Анненский, а вслед за ним и Георгий Иванов, создали своего рода эстетику тоски, эквивалентную эросу и эстетике невозможного. Не тоска ли питает раньше всего их жажду «соответствий»?

И в мокром асфальте поэт
Захочет, так счастье находит, —

пишет Анненский. Не это ли «счастье» синоним «тоски»?

Именно и преимущественно у Георгия Иванова — так (о розе!):

Мне нравится, что на ее муаре
Колышется дождинок серебро,
Что я нашел ее на тротуаре
И выброшу в помойное ведро.

(«Еще я нахожу очарованье…»)

Счастье для обоих поэтов оказывается нежелательным, страшным», заключенным в каратаевский бредень фантомом.
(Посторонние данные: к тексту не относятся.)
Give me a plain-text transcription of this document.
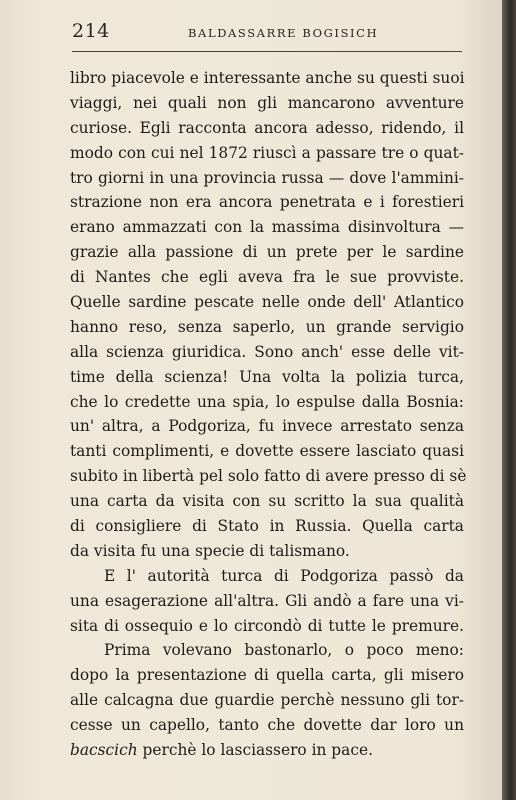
214	BALDASSARRE BOGISICH
libro piacevole e interessante anche su questi suoi
viaggi, nei quali non gli mancarono avventure
curiose. Egli racconta ancora adesso, ridendo, il
modo con cui nel 1872 riuscì a passare tre o quat-
tro giorni in una provincia russa — dove l'ammini-
strazione non era ancora penetrata e i forestieri
erano ammazzati con la massima disinvoltura —
grazie alla passione di un prete per le sardine
di Nantes che egli aveva fra le sue provviste.
Quelle sardine pescate nelle onde dell' Atlantico
hanno reso, senza saperlo, un grande servigio
alla scienza giuridica. Sono anch' esse delle vit-
time della scienza! Una volta la polizia turca,
che lo credette una spia, lo espulse dalla Bosnia:
un' altra, a Podgoriza, fu invece arrestato senza
tanti complimenti, e dovette essere lasciato quasi
subito in libertà pel solo fatto di avere presso di sè
una carta da visita con su scritto la sua qualità
di consigliere di Stato in Russia. Quella carta
da visita fu una specie di talismano.
E l' autorità turca di Podgoriza passò da
una esagerazione all'altra. Gli andò a fare una vi-
sita di ossequio e lo circondò di tutte le premure.
Prima volevano bastonarlo, o poco meno:
dopo la presentazione di quella carta, gli misero
alle calcagna due guardie perchè nessuno gli tor-
cesse un capello, tanto che dovette dar loro un
bacscich perchè lo lasciassero in pace.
Притязании его русский человек все равно чувствует неполноту, ни в какое сравнение с полнотой тоски не идущую. И счастье – не спасет. Лучше уж впасть в лермонтовское, романтическое состояние, необычайно близкое душе Георгия Иванова, принявшей как заповедь:

И звуков небес заменить не могли
Ей скучные песни земли.

Никакого положительного знания о мире Георгий Иванов не приобрел ни на родине, ни в эмиграции, был в чистом виде лириком, «мастером тоски», сквозь мировое уродство прозревающим, подобно Лермонтову, надмирное, призрачное сияние.